OPINION:
There are 6,163,001 reasons for California voters to recall Gavin Newsom on Tuesday. That’s the number of K-12 students who largely are ill-served by the Golden State’s Democrat governor.
California once boasted America’s finest government classrooms. I was highly fortunate to attend such schools in Los Angeles, from kindergarten in 1969 until high-school graduation in 1982. Back then, kids actually learned something from mainly talented teachers.
My, how far that system has fallen.
California’s schools are ranked No. 41 overall in America, according to a WalletHub study last month. While California was a dismal 36th in quality (behind No. 34, Washington, D.C.), it ranked 51st in safety. That’s right: California’s schools are more dangerous than those in every other state and D.C., which was a mere 47th in safety. California’s pupil-teacher ratio was ranked No. 50. Only Arizona’s classrooms are more packed.
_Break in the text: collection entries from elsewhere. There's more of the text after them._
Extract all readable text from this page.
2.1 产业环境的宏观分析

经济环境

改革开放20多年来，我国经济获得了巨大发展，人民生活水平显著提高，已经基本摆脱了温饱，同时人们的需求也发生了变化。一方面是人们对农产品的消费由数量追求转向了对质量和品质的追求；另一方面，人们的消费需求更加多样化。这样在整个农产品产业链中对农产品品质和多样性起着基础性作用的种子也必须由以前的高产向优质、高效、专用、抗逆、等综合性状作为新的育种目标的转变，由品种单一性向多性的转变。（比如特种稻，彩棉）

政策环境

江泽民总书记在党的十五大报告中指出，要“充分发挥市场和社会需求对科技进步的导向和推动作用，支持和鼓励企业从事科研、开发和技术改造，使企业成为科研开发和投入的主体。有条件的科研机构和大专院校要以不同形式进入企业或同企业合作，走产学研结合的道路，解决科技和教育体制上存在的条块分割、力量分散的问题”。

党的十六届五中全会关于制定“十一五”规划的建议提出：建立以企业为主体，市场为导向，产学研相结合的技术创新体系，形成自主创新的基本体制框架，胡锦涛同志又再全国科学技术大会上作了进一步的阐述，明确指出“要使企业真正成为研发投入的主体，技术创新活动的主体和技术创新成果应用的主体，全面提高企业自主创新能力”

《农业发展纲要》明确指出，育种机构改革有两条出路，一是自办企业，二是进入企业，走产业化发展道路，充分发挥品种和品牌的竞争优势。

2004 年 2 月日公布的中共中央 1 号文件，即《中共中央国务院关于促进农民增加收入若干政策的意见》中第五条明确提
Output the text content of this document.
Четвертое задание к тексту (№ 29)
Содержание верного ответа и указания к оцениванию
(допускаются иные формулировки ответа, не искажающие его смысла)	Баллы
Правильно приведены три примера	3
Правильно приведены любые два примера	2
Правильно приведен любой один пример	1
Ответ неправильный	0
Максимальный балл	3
The latest National Assessment of Educational Progress found in 2019 that only 32 percent of California’s fourth-graders were proficient in reading, versus 34 percent nationwide. Just 30 percent of eighth-graders read at grade level, compared to the 32 percent national average.
The same NAEP data show that only 34 percent of California’s fourth-graders were proficient in math, versus 40 percent across America. Just 29 percent of eighth-graders could compute at grade level, compared to the 33 percent national average.
To be charitable, California’s schools are reliably below average.
How bad does it get?
Ask Larry Elder, the veteran conservative radio host who leads the Republican contenders who hope to unseat and replace Newsom.
“I went to Crenshaw High School,” Mr. Elder said in a new campaign ad. “If you saw the movie Boyz N the Hood, that’s my high school. Right now, only 2 percent of kids at Crenshaw High School are math proficient. Now, who sends their kid to a school where only 2 percent of the kids are math proficient if they have an out? We’re spending almost $15,000 per student per year in California, and yet our scores are near the bottom of all 50 states. This is ridiculous.”
For Mr. Elder, this issue is not just academic.
“Recalling Gavin Newsom is personal to me,” he observed in another spot. “I benefited from schools, the quality of which allowed me to go from South Central to the Ivy League. That route is now foreclosed because the quality of the schools has declined. I favor school choice. He doesn’t. I favor giving parents an option out. He doesn’t.”
Mr. Elder recalled that Newsom’s children enjoyed in-class education even as their father padlocked government campuses and sentenced millions of students to Zoom school.
“There’s absolutely no reason why children without the wealth of the Newsom family should not have the same academic opportunities,” Mr. Elder tells me.
The Pacific Research Institute’s Lance Izumi considers Mr. Newsom a sworn enemy of school choice.
“Under a 2019 law signed by Governor Newsom, local school boards can deny a charter petition if it finds that the proposed charter ‘is demonstrably unlikely to serve the interests of the entire community,’ which is a carte-blanche reason to deny any charter petition,” Mr. Izumi wrote early this year. “In other words, the future of charter schools in California looks very rocky at best.”
Indeed, on this vital matter, the Center for Education Reform’s Parent Power! Index gives California a big, fat F. Beyond embattled charter schools, CER declared: “There are no choice programs in this state.”
Classroom-excellence advocates, including Mr. Elder, are promoting the Educational Freedom Act. This referendum would make Sacramento deposit $14,000 in every student’s personal account. This sum — adjusted to match average, annual, per-pupil outlays — could help finance tuition, books, and supplies at any eligible school that parents and students select.
Given the teacher’s unions’ leash around Newsom’s neck, he will battle this measure like a Rottweiler — unless voters neuter him on Tuesday.
Think of the children. Recall Gavin Newsom.
• Deroy Murdock is a Manhattan-based Fox News Contributor, a contributing editor with National Review Online, and a senior fellow with the London Center for Policy Research.